"Acaba Hz. Mehdi (s.a) hakkındaki tüm hadisler sahih midir?" şeklindeki bir soru hususunda söylemek gerekir ki Hz. Mehdi (a.s) ile ilgili hadislerin tümünün sahih ve ravilerinin de adil ve güvenilir olduğunu iddia eden yoktur. Ama bu hadislerin önemli bir kısmı sahihtir. Yani bu hadisler de sair hadisler gibi sahih ve hasen, muvassak ve zayıf kısımlara ayrılmaktadır. Ama teker teker ele alıp haklarında inceleme ve araştırmaya da gerek yoktur. Çünkü gördüğünüz gibi bu hadisler o kadar çoktur ki insaf sahibi birisi bu hususta tereddüde düşmez. Bu hadisler Hz. Mehdi’nin (a.s) varlığını ispat etmektedir. Böylece bu inanç İslamdaki kesin inançlardan biridir; bu inancın temelini bizzat Hz. Peygamber (s.a.a) atmıştır, Ehl-i Beyt imamları da onu korumuş ve güçlendirmişlerdir. Kesin olarak denilebilir ki: "İslam’da Mehdi inancı gibi hakkında bu kadar çok hadis varolan pek az mevzu vardır."
Burada şunu önemle vurgulamak gerekir: İslam Peygamber’i (s.a.a) bi’setten vedâ haccına kadar defalarca Mehdi hakkında konuşmuştur. Hz. Fatıma (a.s) ve Ehl-i Beyt imamları (a.s) da Mehdi’nin varlığını haber vermişlerdir. Asr-ı saadetteki insanlar onun zuhurunu bekliyorlardı. adeta günleri sayıyorlardı. Hatta bazen yanlışlıkla bir takım kimseleri Mehdi sanmışlardır. Hz. Mehdi (a.s)’ın geleceğiyle ilgili hadisleri hem Sünni, hem Şii, hem Eş’ari hem de Mutezile fırkası nakletmiştir. Ravileri arasında hem arap, hem acem (arap olmayan) vardır: Mekkeli, Medineli, Kufeli, Bağdatlı, Basralı, Kumlu, Kerhli, Horasanlı ve Nişaburlu vardır. Sayısı bini aşan bunca hadis ve rivayetlere rağmen insaf sahibi bir kimse va’dedilmiş Mehdi hakkında şüphe edip "Bu hadisleri şiiler uydurmuş" diyebilir mi?
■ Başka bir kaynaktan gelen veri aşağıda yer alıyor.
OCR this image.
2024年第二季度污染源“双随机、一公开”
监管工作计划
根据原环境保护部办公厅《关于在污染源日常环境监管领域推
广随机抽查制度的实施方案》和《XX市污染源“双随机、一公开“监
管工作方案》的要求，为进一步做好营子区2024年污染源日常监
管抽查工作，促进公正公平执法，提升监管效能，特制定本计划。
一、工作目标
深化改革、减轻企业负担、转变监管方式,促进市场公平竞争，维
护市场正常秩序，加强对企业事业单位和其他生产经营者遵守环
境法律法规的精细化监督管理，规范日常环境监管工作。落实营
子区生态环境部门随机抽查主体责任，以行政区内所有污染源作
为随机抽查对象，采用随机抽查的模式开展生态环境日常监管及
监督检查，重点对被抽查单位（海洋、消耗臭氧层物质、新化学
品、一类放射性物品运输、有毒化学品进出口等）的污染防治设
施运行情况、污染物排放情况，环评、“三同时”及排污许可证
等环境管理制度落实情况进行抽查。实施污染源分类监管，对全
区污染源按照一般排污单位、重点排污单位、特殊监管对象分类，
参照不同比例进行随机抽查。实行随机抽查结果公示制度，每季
MEHDİ İNANCı, YAHUDİLER VE İRANLİLAR
Bir yazar, gaybi kurtarıcı ve Mehdi'lik inancının, eski İranlılardan ve yahudilerden İslam toplumuna geçtiğini yazmıştı. İranlılar Zerdüştün soyundan olan "Sauşyant" adında birinin zuhur edeceğine ve Ehrimen’i öldürerek dünyayı tüm pisliklerden temizleyeceğine inanıyorlardı. Yahudiler ise ülkelerinin bağımsızlıklarını kaybettiği, Kilde ve Aşurilerin esiri oldukları için peygamberlerinden biri "Gelecekte bir Mesih (padişah) kıyam edecek ve yahudileri yeniden kurtaracaktır" şeklinde bir müjde vermiştir.
"Mehdi inancının köklerini İranlılar ve yahudiler arasında bulduğumuz için bu inancın onlardan müslümanlara geçtiğini ve efsaneden başka bir şey olmadığını söylememiz gerekir" diye iddia etmişti.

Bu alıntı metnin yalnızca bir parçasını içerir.